Anita Woolley of Carnegie Mellon University says breaking off from a task allows our brain to rejuvenate.
"All of us have some sort of a cycle where, you know, we kind of ramp up, we're at our maximum productivity, our clearest thinking, but then there's sort of a tapering off," she said. "When you're working on a problem and literally changing context, thinking about something else can enhance ... their ability to connect to new ideas when they come back to the problem."
Surveys show people skip lunch in the U.S. because they feel guilty or obligated to keep working. But research shows that a lunch break is good for performance, stress levels and job satisfaction.
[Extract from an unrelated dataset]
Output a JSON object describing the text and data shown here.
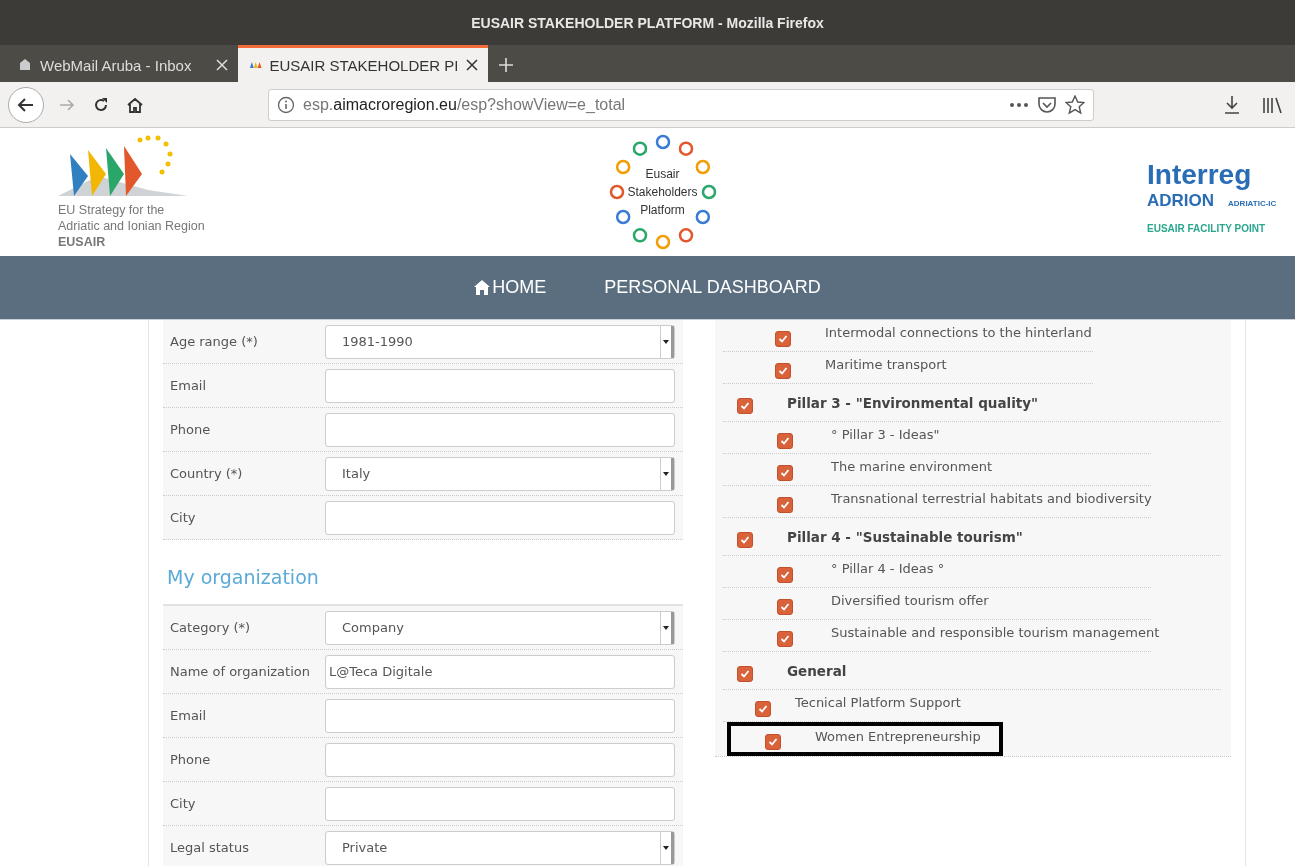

"When they don't take a break and they just kind of dig, dig, dig into a problem and don't solve it or spend a long time doing it, it can be really dissatisfying, and it can contribute to burnout," Woolley continued.
There are many ways to make the most of your lunch break. Woolley suggests spending time outdoors and socializing with colleagues.
But that's if you're allowed to take a break in the first place.
"The leaders themselves need to take a lunch break, right? And so they, you know, very prominently can put a block on their calendar and not schedule meetings, not accept meetings," Woolley said.
Americans are notoriously overworked — taking fewer vacation days and shorter lunch breaks than workers in many other nations.
In France, for example, eating at your desk is not just frowned upon, it's straight up illegal.
"At lunch you talk to people, you interact; it makes you a happier person," French food historian Martin Bruegel said.
A French law from over 100 years ago bans lunches at employees' desks.
Bruegel fought to reinstate the law after it was shortly suspended — and questioned — during the pandemic.
"Some people started to say this is just another sign of how overregulated France is," Bruegel said.
His side won and the law is once again on the books, even though it's not really enforced.